Walter Shaub, who announced that he’s leaving the federal government earlier this month, told CNNMoney on Monday that it’s something he’s relayed to the Trump team before.

“[I had] some very specific recommendations, like stop going to your properties or announce that White House officials won’t go to those properties,” Shaub said.

Those visits amount to free promotion, Shaub said.

“You’ve got the president traveling there every single weekend, and whether he intends to or not, he’s giving free advertising to them,” he said.

This past weekend, Trump visited Trump National, his private golf club in Bedminster, New Jersey, to attend the U.S. Women’s Open.

He’s now spent 40 days of his presidency at a Trump golf property. Of the 26 weekends he’s been in office, Trump has spent 21 weekends at a property that bears his name.

The White House, in a statement, denied that Shaub had brought his concerns to them directly.

“Mr. Shaub has been outspoken by leaking, tweeting, and writing letters to Democrat members of Congress, but since the president was sworn into office, he never once raised travel, passive holdings or other ethics issues involving the president in a single discussion with the White House counsel or deputy counsel overseeing ethics and compliance,” the White House said.

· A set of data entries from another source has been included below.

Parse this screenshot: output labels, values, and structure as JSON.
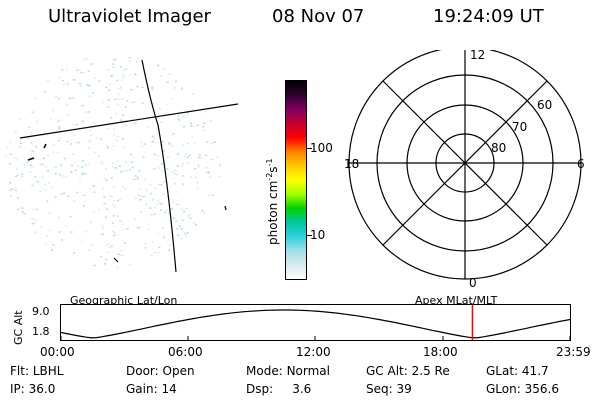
{
  "header": {
    "title": "Ultraviolet Imager",
    "date": "08 Nov 07",
    "time": "19:24:09 UT"
  },
  "colorbar": {
    "unit_label": "photon cm",
    "unit_sup1": "-2",
    "unit_mid": "s",
    "unit_sup2": "-1",
    "ticks": [
      {
        "label": "100",
        "value": 100
      },
      {
        "label": "10",
        "value": 10
      }
    ],
    "colors": [
      "#ffffff",
      "#d8e8ee",
      "#9fe0e6",
      "#30d0e0",
      "#00c8a0",
      "#00d000",
      "#a0ff00",
      "#ffff00",
      "#ffc800",
      "#ff8000",
      "#ff0000",
      "#c00030",
      "#800060",
      "#300030",
      "#000000"
    ]
  },
  "polar_plot": {
    "mlt_labels": {
      "top": "12",
      "left": "18",
      "right": "6",
      "bottom": "0"
    },
    "lat_labels": [
      "60",
      "70",
      "80"
    ]
  },
  "map_labels": {
    "left": "Geographic Lat/Lon",
    "right": "Apex MLat/MLT"
  },
  "altitude_panel": {
    "ylabel": "GC Alt",
    "ytick_top": "9.0",
    "ytick_bottom": "1.8",
    "x_ticks": [
      "00:00",
      "06:00",
      "12:00",
      "18:00",
      "23:59"
    ],
    "current_time_marker_hours": 19.4,
    "marker_color": "#ff0000"
  },
  "status": {
    "row1": [
      {
        "key": "Flt:",
        "value": "LBHL"
      },
      {
        "key": "Door:",
        "value": "Open"
      },
      {
        "key": "Mode:",
        "value": "Normal"
      },
      {
        "key": "GC Alt:",
        "value": "2.5 Re"
      },
      {
        "key": "GLat:",
        "value": "41.7"
      }
    ],
    "row2": [
      {
        "key": "IP:",
        "value": "36.0"
      },
      {
        "key": "Gain:",
        "value": "14"
      },
      {
        "key": "Dsp:",
        "value": "3.6"
      },
      {
        "key": "Seq:",
        "value": "39"
      },
      {
        "key": "GLon:",
        "value": "356.6"
      }
    ]
  }
}
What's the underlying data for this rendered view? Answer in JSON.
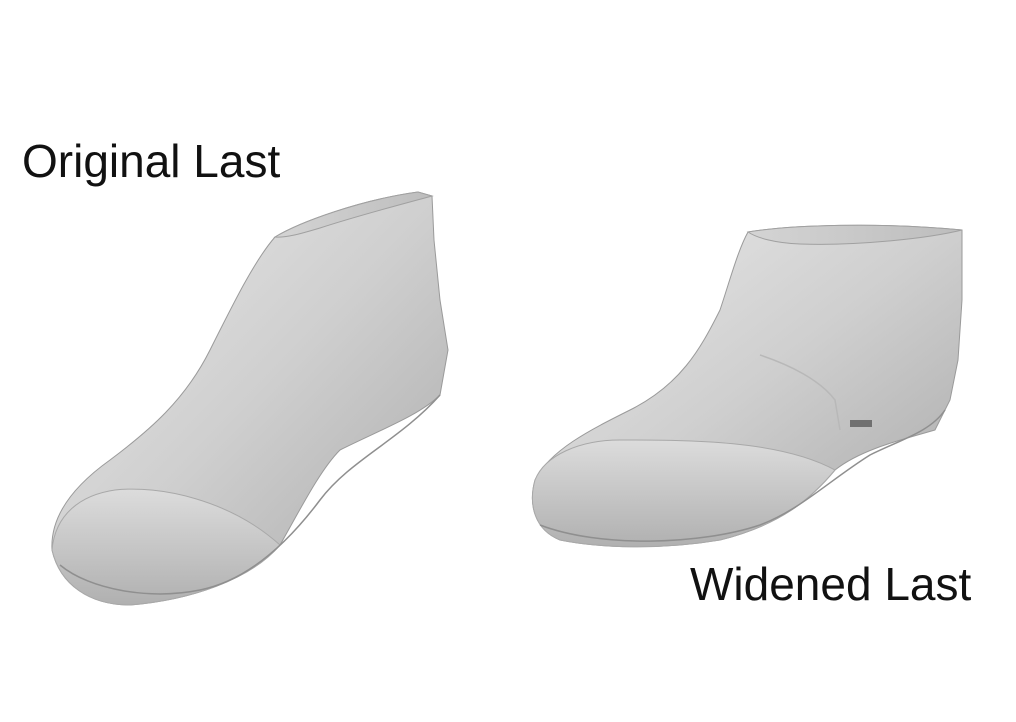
{
  "labels": {
    "original": "Original Last",
    "widened": "Widened Last"
  },
  "colors": {
    "background": "#ffffff",
    "mesh_light": "#e6e6e6",
    "mesh_mid": "#c8c8c8",
    "mesh_dark": "#9a9a9a",
    "text": "#111111"
  },
  "models": [
    {
      "name": "original-last",
      "shape": "shoe-last-mesh"
    },
    {
      "name": "widened-last",
      "shape": "shoe-last-mesh"
    }
  ]
}
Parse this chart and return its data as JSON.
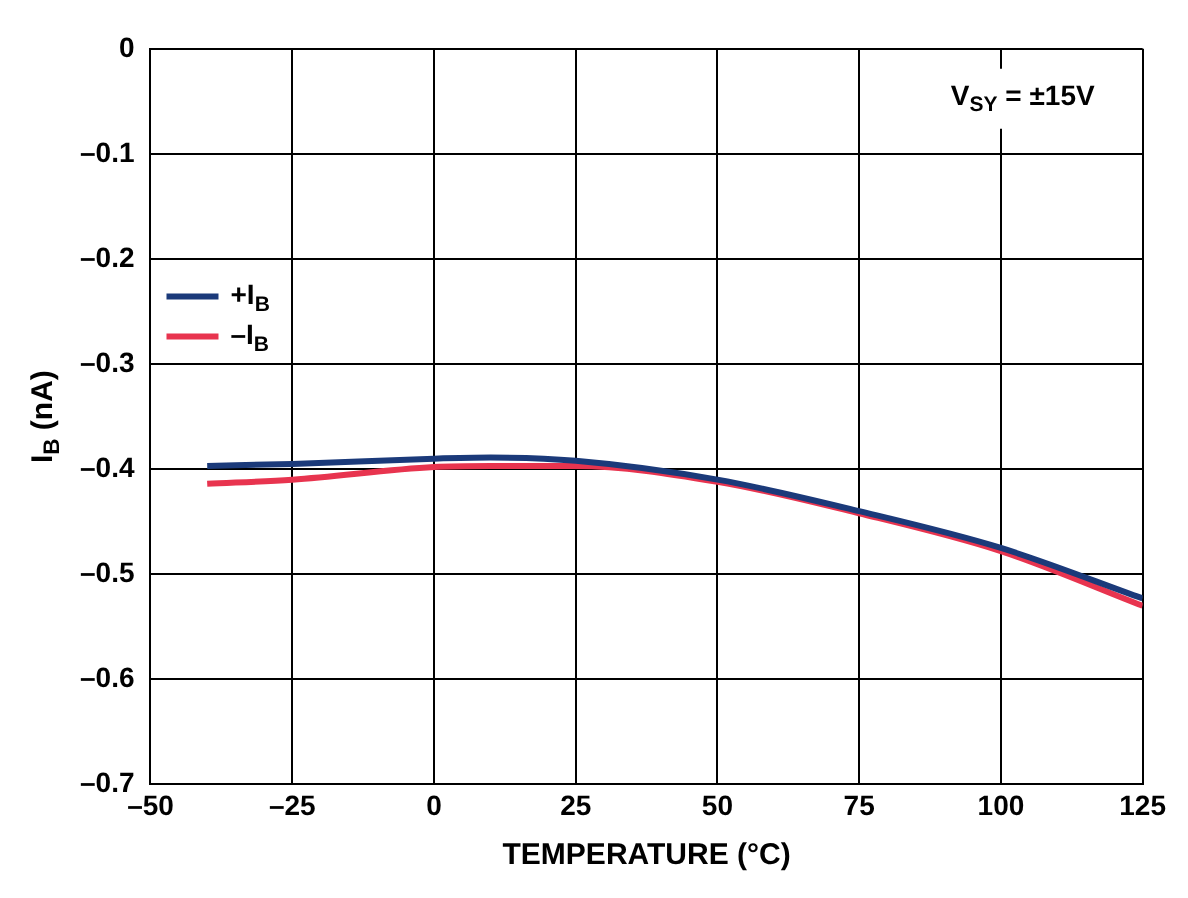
{
  "chart_data": {
    "type": "line",
    "xlabel": "TEMPERATURE (°C)",
    "ylabel": "I$_{B}$ (nA)",
    "annotations": [
      "V$_{SY}$ = ±15V"
    ],
    "xlim": [
      -50,
      125
    ],
    "xticks": [
      {
        "value": -50,
        "label": "–50"
      },
      {
        "value": -25,
        "label": "–25"
      },
      0,
      25,
      50,
      75,
      100,
      125
    ],
    "ylim": [
      -0.7,
      0
    ],
    "yticks": [
      {
        "value": -0.7,
        "label": "–0.7"
      },
      {
        "value": -0.6,
        "label": "–0.6"
      },
      {
        "value": -0.5,
        "label": "–0.5"
      },
      {
        "value": -0.4,
        "label": "–0.4"
      },
      {
        "value": -0.3,
        "label": "–0.3"
      },
      {
        "value": -0.2,
        "label": "–0.2"
      },
      {
        "value": -0.1,
        "label": "–0.1"
      },
      0
    ],
    "grid": true,
    "legend": "center left",
    "marker": "none",
    "line_style": "solid",
    "series": [
      {
        "name": "+I$_{B}$",
        "color": "#1b3a7a",
        "x": [
          -40,
          -25,
          0,
          10,
          25,
          50,
          75,
          100,
          125
        ],
        "values": [
          -0.397,
          -0.395,
          -0.39,
          -0.389,
          -0.392,
          -0.41,
          -0.44,
          -0.475,
          -0.523
        ]
      },
      {
        "name": "–I$_{B}$",
        "color": "#e8344f",
        "x": [
          -40,
          -25,
          0,
          10,
          25,
          50,
          75,
          100,
          125
        ],
        "values": [
          -0.414,
          -0.41,
          -0.398,
          -0.397,
          -0.397,
          -0.412,
          -0.442,
          -0.478,
          -0.53
        ]
      }
    ]
  }
}
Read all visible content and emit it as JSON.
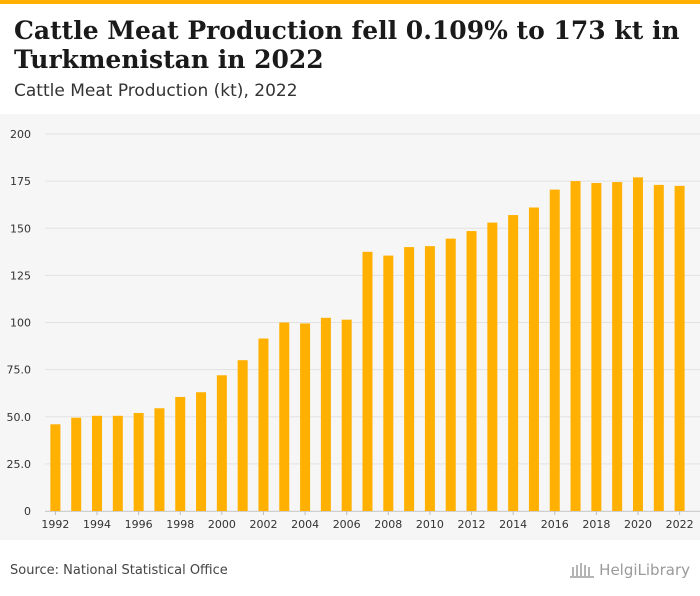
{
  "header": {
    "title": "Cattle Meat Production fell 0.109% to 173 kt in Turkmenistan in 2022",
    "subtitle": "Cattle Meat Production (kt), 2022"
  },
  "footer": {
    "source": "Source: National Statistical Office",
    "logo_text": "HelgiLibrary"
  },
  "colors": {
    "bar": "#ffb000",
    "accent": "#ffb000",
    "grid": "#e2e2e2",
    "tick_text": "#333333"
  },
  "chart_data": {
    "type": "bar",
    "categories": [
      "1992",
      "1993",
      "1994",
      "1995",
      "1996",
      "1997",
      "1998",
      "1999",
      "2000",
      "2001",
      "2002",
      "2003",
      "2004",
      "2005",
      "2006",
      "2007",
      "2008",
      "2009",
      "2010",
      "2011",
      "2012",
      "2013",
      "2014",
      "2015",
      "2016",
      "2017",
      "2018",
      "2019",
      "2020",
      "2021",
      "2022"
    ],
    "values": [
      46,
      49.5,
      50.5,
      50.5,
      52,
      54.5,
      60.5,
      63,
      72,
      80,
      91.5,
      100,
      99.5,
      102.5,
      101.5,
      137.5,
      135.5,
      140,
      140.5,
      144.5,
      148.5,
      153,
      157,
      161,
      170.5,
      175,
      174,
      174.5,
      177,
      173,
      172.5
    ],
    "x_tick_labels": [
      "1992",
      "1994",
      "1996",
      "1998",
      "2000",
      "2002",
      "2004",
      "2006",
      "2008",
      "2010",
      "2012",
      "2014",
      "2016",
      "2018",
      "2020",
      "2022"
    ],
    "y_ticks": [
      0,
      25,
      50,
      75,
      100,
      125,
      150,
      175,
      200
    ],
    "y_tick_labels": [
      "0",
      "25.0",
      "50.0",
      "75.0",
      "100",
      "125",
      "150",
      "175",
      "200"
    ],
    "ylim": [
      0,
      200
    ],
    "grid": true,
    "legend": "none"
  }
}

Shaub’s resignation is effective on Wednesday. He’s moving to the Campaign Legal Center, a nonprofit, nonpartisan advocacy group for tougher campaign finance laws.

“I resigned because I’ve achieved all I can in this job in the current circumstances,” Shaub told CNNMoney.

Shaub has clashed repeatedly with the Trump White House.

In January, he lambasted the president’s decision to not sell his business holdings. In March, he criticized the White House’s decision not to punish Kellyanne Conway after she plugged Ivanka Trump’s products in a TV interview. And in May, Shaub tussled with the White House over the release of ethics waivers that were granted to staffers.

Trump’s unwillingness to part with his business empire remains a major point of contention for Shaub.

“You’ve seen foreign governments schedule events at his hotel and we don’t know if they would be doing that otherwise,” Shaub said. “There have been fundraisers there, charity events, politicians holding events at his properties. … These are the kinds of things that should worry us.”

It also makes it difficult to parse the president’s motivations, he said.

“You see him holding financial interests — that leaves us unable to know whether decisions are motivated by policy aims or by personal financial interests,” Shaub said.

Shaub said the executive branch under Trump has retreated from established norms on government ethics, he said.

“We are in a state of crisis right now,” Shaub said. “I’m very concerned about the risk to the integrity of government.”